In conclusion, it needs to be stressed that until Phule’s appearance on the scene, the so-called nineteenth century Indian Renaissance was essentially an elitist affair and that it “suffered from a kind of original sin, detachment from the grassroots of Indian life”. Phule communicated with the common people entirely in their own idiom, language and spirit. He was the first to give expression to the misery and discontent that lay latent in the minds and hearts of the dumb millions. He raised his voice against every form of injustice. He ceaselessly worked for the moral and material improvement of the oppressed and the depressed.
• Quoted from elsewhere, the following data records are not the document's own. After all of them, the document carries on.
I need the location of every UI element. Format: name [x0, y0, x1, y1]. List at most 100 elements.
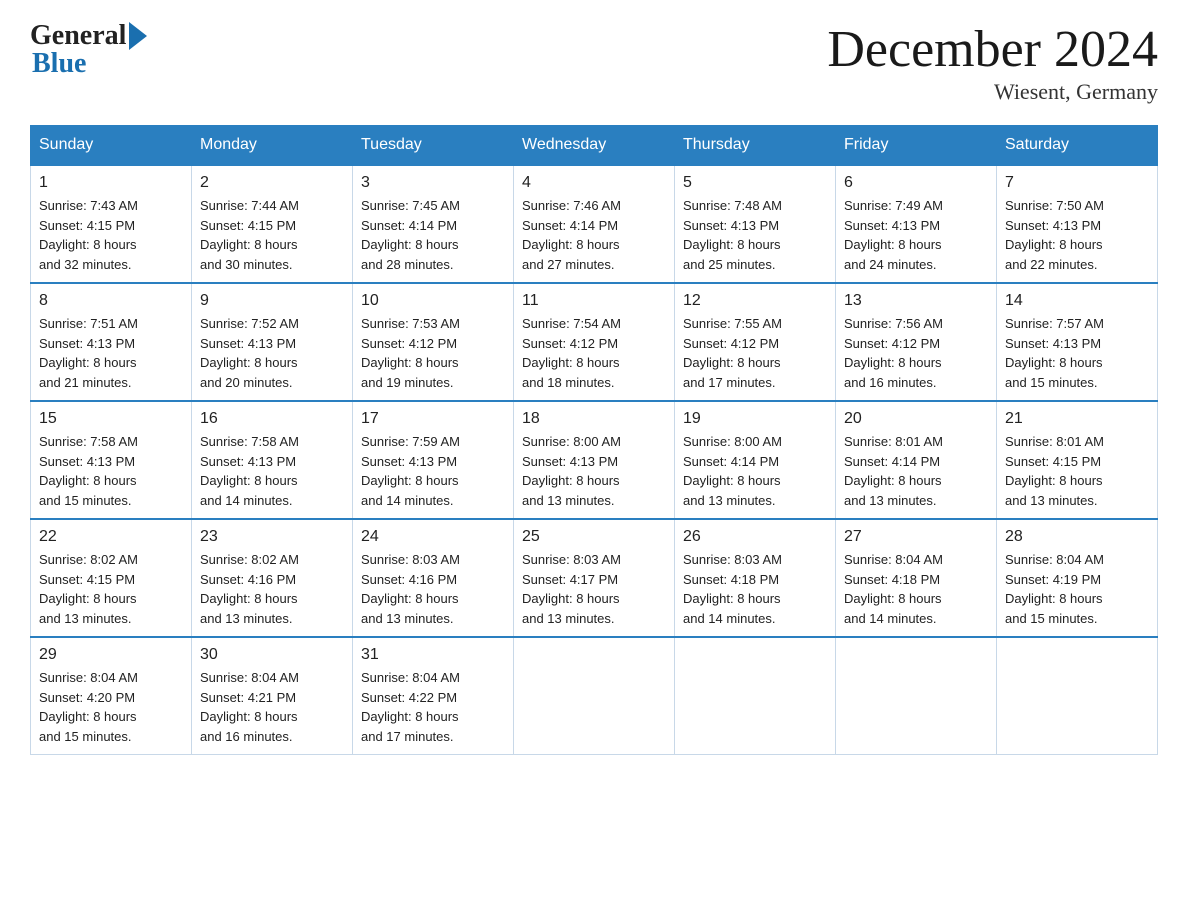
day-number: 9: [200, 292, 344, 310]
day-info: Sunrise: 7:52 AM Sunset: 4:13 PM Dayligh…: [200, 314, 344, 392]
day-number: 27: [844, 528, 988, 546]
day-info: Sunrise: 8:04 AM Sunset: 4:18 PM Dayligh…: [844, 550, 988, 628]
day-number: 3: [361, 174, 505, 192]
table-row: 22 Sunrise: 8:02 AM Sunset: 4:15 PM Dayl…: [31, 519, 192, 637]
table-row: 4 Sunrise: 7:46 AM Sunset: 4:14 PM Dayli…: [514, 165, 675, 283]
table-row: 29 Sunrise: 8:04 AM Sunset: 4:20 PM Dayl…: [31, 637, 192, 755]
day-info: Sunrise: 7:46 AM Sunset: 4:14 PM Dayligh…: [522, 196, 666, 274]
day-number: 6: [844, 174, 988, 192]
col-tuesday: Tuesday: [353, 126, 514, 166]
table-row: 28 Sunrise: 8:04 AM Sunset: 4:19 PM Dayl…: [997, 519, 1158, 637]
day-info: Sunrise: 7:53 AM Sunset: 4:12 PM Dayligh…: [361, 314, 505, 392]
day-number: 31: [361, 646, 505, 664]
day-info: Sunrise: 7:49 AM Sunset: 4:13 PM Dayligh…: [844, 196, 988, 274]
table-row: 8 Sunrise: 7:51 AM Sunset: 4:13 PM Dayli…: [31, 283, 192, 401]
day-number: 2: [200, 174, 344, 192]
day-info: Sunrise: 8:04 AM Sunset: 4:19 PM Dayligh…: [1005, 550, 1149, 628]
day-number: 12: [683, 292, 827, 310]
day-number: 24: [361, 528, 505, 546]
day-number: 25: [522, 528, 666, 546]
day-info: Sunrise: 7:58 AM Sunset: 4:13 PM Dayligh…: [39, 432, 183, 510]
table-row: 14 Sunrise: 7:57 AM Sunset: 4:13 PM Dayl…: [997, 283, 1158, 401]
day-number: 18: [522, 410, 666, 428]
day-number: 8: [39, 292, 183, 310]
day-info: Sunrise: 8:02 AM Sunset: 4:16 PM Dayligh…: [200, 550, 344, 628]
day-info: Sunrise: 8:00 AM Sunset: 4:13 PM Dayligh…: [522, 432, 666, 510]
calendar-week-row: 8 Sunrise: 7:51 AM Sunset: 4:13 PM Dayli…: [31, 283, 1158, 401]
day-number: 28: [1005, 528, 1149, 546]
day-info: Sunrise: 8:04 AM Sunset: 4:21 PM Dayligh…: [200, 668, 344, 746]
calendar-header-row: Sunday Monday Tuesday Wednesday Thursday…: [31, 126, 1158, 166]
calendar-week-row: 1 Sunrise: 7:43 AM Sunset: 4:15 PM Dayli…: [31, 165, 1158, 283]
calendar-table: Sunday Monday Tuesday Wednesday Thursday…: [30, 125, 1158, 755]
day-info: Sunrise: 7:59 AM Sunset: 4:13 PM Dayligh…: [361, 432, 505, 510]
day-number: 20: [844, 410, 988, 428]
day-info: Sunrise: 8:02 AM Sunset: 4:15 PM Dayligh…: [39, 550, 183, 628]
location-subtitle: Wiesent, Germany: [827, 79, 1158, 105]
table-row: [997, 637, 1158, 755]
day-info: Sunrise: 7:57 AM Sunset: 4:13 PM Dayligh…: [1005, 314, 1149, 392]
page-header: General Blue December 2024 Wiesent, Germ…: [30, 20, 1158, 105]
month-title: December 2024: [827, 20, 1158, 79]
day-number: 14: [1005, 292, 1149, 310]
day-info: Sunrise: 7:48 AM Sunset: 4:13 PM Dayligh…: [683, 196, 827, 274]
day-info: Sunrise: 8:01 AM Sunset: 4:14 PM Dayligh…: [844, 432, 988, 510]
day-number: 15: [39, 410, 183, 428]
day-number: 5: [683, 174, 827, 192]
calendar-week-row: 22 Sunrise: 8:02 AM Sunset: 4:15 PM Dayl…: [31, 519, 1158, 637]
day-info: Sunrise: 8:04 AM Sunset: 4:20 PM Dayligh…: [39, 668, 183, 746]
table-row: 24 Sunrise: 8:03 AM Sunset: 4:16 PM Dayl…: [353, 519, 514, 637]
col-saturday: Saturday: [997, 126, 1158, 166]
table-row: 30 Sunrise: 8:04 AM Sunset: 4:21 PM Dayl…: [192, 637, 353, 755]
day-number: 4: [522, 174, 666, 192]
day-info: Sunrise: 7:51 AM Sunset: 4:13 PM Dayligh…: [39, 314, 183, 392]
day-number: 10: [361, 292, 505, 310]
calendar-week-row: 15 Sunrise: 7:58 AM Sunset: 4:13 PM Dayl…: [31, 401, 1158, 519]
day-number: 29: [39, 646, 183, 664]
day-info: Sunrise: 8:01 AM Sunset: 4:15 PM Dayligh…: [1005, 432, 1149, 510]
table-row: 27 Sunrise: 8:04 AM Sunset: 4:18 PM Dayl…: [836, 519, 997, 637]
table-row: 19 Sunrise: 8:00 AM Sunset: 4:14 PM Dayl…: [675, 401, 836, 519]
table-row: 20 Sunrise: 8:01 AM Sunset: 4:14 PM Dayl…: [836, 401, 997, 519]
table-row: [836, 637, 997, 755]
table-row: 7 Sunrise: 7:50 AM Sunset: 4:13 PM Dayli…: [997, 165, 1158, 283]
col-sunday: Sunday: [31, 126, 192, 166]
day-info: Sunrise: 7:56 AM Sunset: 4:12 PM Dayligh…: [844, 314, 988, 392]
table-row: 9 Sunrise: 7:52 AM Sunset: 4:13 PM Dayli…: [192, 283, 353, 401]
table-row: [514, 637, 675, 755]
table-row: 15 Sunrise: 7:58 AM Sunset: 4:13 PM Dayl…: [31, 401, 192, 519]
table-row: 6 Sunrise: 7:49 AM Sunset: 4:13 PM Dayli…: [836, 165, 997, 283]
day-info: Sunrise: 7:58 AM Sunset: 4:13 PM Dayligh…: [200, 432, 344, 510]
logo-blue-text: Blue: [32, 48, 86, 80]
day-info: Sunrise: 8:04 AM Sunset: 4:22 PM Dayligh…: [361, 668, 505, 746]
day-number: 7: [1005, 174, 1149, 192]
table-row: 5 Sunrise: 7:48 AM Sunset: 4:13 PM Dayli…: [675, 165, 836, 283]
table-row: 10 Sunrise: 7:53 AM Sunset: 4:12 PM Dayl…: [353, 283, 514, 401]
day-number: 23: [200, 528, 344, 546]
day-info: Sunrise: 7:45 AM Sunset: 4:14 PM Dayligh…: [361, 196, 505, 274]
day-number: 17: [361, 410, 505, 428]
table-row: 16 Sunrise: 7:58 AM Sunset: 4:13 PM Dayl…: [192, 401, 353, 519]
table-row: 11 Sunrise: 7:54 AM Sunset: 4:12 PM Dayl…: [514, 283, 675, 401]
day-info: Sunrise: 7:44 AM Sunset: 4:15 PM Dayligh…: [200, 196, 344, 274]
day-number: 13: [844, 292, 988, 310]
day-info: Sunrise: 7:54 AM Sunset: 4:12 PM Dayligh…: [522, 314, 666, 392]
table-row: 21 Sunrise: 8:01 AM Sunset: 4:15 PM Dayl…: [997, 401, 1158, 519]
day-info: Sunrise: 7:50 AM Sunset: 4:13 PM Dayligh…: [1005, 196, 1149, 274]
title-block: December 2024 Wiesent, Germany: [827, 20, 1158, 105]
day-number: 21: [1005, 410, 1149, 428]
table-row: 12 Sunrise: 7:55 AM Sunset: 4:12 PM Dayl…: [675, 283, 836, 401]
day-info: Sunrise: 8:03 AM Sunset: 4:16 PM Dayligh…: [361, 550, 505, 628]
day-number: 30: [200, 646, 344, 664]
table-row: 1 Sunrise: 7:43 AM Sunset: 4:15 PM Dayli…: [31, 165, 192, 283]
table-row: 25 Sunrise: 8:03 AM Sunset: 4:17 PM Dayl…: [514, 519, 675, 637]
day-info: Sunrise: 7:55 AM Sunset: 4:12 PM Dayligh…: [683, 314, 827, 392]
day-info: Sunrise: 8:03 AM Sunset: 4:18 PM Dayligh…: [683, 550, 827, 628]
table-row: 3 Sunrise: 7:45 AM Sunset: 4:14 PM Dayli…: [353, 165, 514, 283]
col-monday: Monday: [192, 126, 353, 166]
table-row: 18 Sunrise: 8:00 AM Sunset: 4:13 PM Dayl…: [514, 401, 675, 519]
day-info: Sunrise: 8:03 AM Sunset: 4:17 PM Dayligh…: [522, 550, 666, 628]
table-row: 13 Sunrise: 7:56 AM Sunset: 4:12 PM Dayl…: [836, 283, 997, 401]
day-number: 1: [39, 174, 183, 192]
calendar-week-row: 29 Sunrise: 8:04 AM Sunset: 4:20 PM Dayl…: [31, 637, 1158, 755]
He blazed the trail in several vital spheres of national life.

 

He was the first in the country to start Schools for Shudra-Ati Shudra girls and to assert that women should have not been equal but even more rights than man. He was the FIRST SOCIAL ACTIVIST to show a deep concern for the condition of Indian agriculture production and the plight of the peasants; and his trusted lieutenant in the Satyashodhak Samaj, Narayan Meghaji Lokhande has been universally hailed as the father of the Indian Labour Movement.

 

His follower Tarabai Shinde, author of “Stree-Purusha Tulana (1822), is the first major feminist woman writer of India. Chhatrapati Shahu Maharaj drew inspiration from him in his noble work of the upliftment of the downtrodden. Like Mahatma Gandhi, Phule called his followers in the Satyashodhak Samaj to the contemplation of God as Truth. And, like Mahatma Gandhi, he was the friend of the poorest, the loneliest and the lost. He anticipated Dr. Babasaheb Ambedkar in his efforts to annihilate caste. In fact, he foreshadowed all the provisions made in the Indian Constitution to secure social justice to all his countrymen. His was Universal Humanism. He was a Mahatma in every sense of the term and deserves to be so venerated.

 

 

Footnotes:

 

1.   Shudras        :        Present day Other Backward Class (OBC) community.

 

2.   Ati-Shudras  :        Present day Scheduled Castes and Scheduled Tribe (SC/ST) communities.

 

3.   Mali                 :        Community falling under Shudra Varna i.e. Other Backward Class community.

 

*    The Indian History Congress was established in 1935, and from its inception has remained the largest academic and professional body of Indian historians, it has now over 9000 members. As defined by its constitution its primary object is the promotion and encouragement of the scientific study of Indian history. It holds annual sessions and publishes their proceedings mainly comprising research papers. It issues various publications, including monographs and collections of papers. It has sponsored the publication of a Comprehensive History of India, many volumes of which have been published. The Indian History Congress stands for collaboration with historians throughout the world, and promotes the study in India of the history of other countries.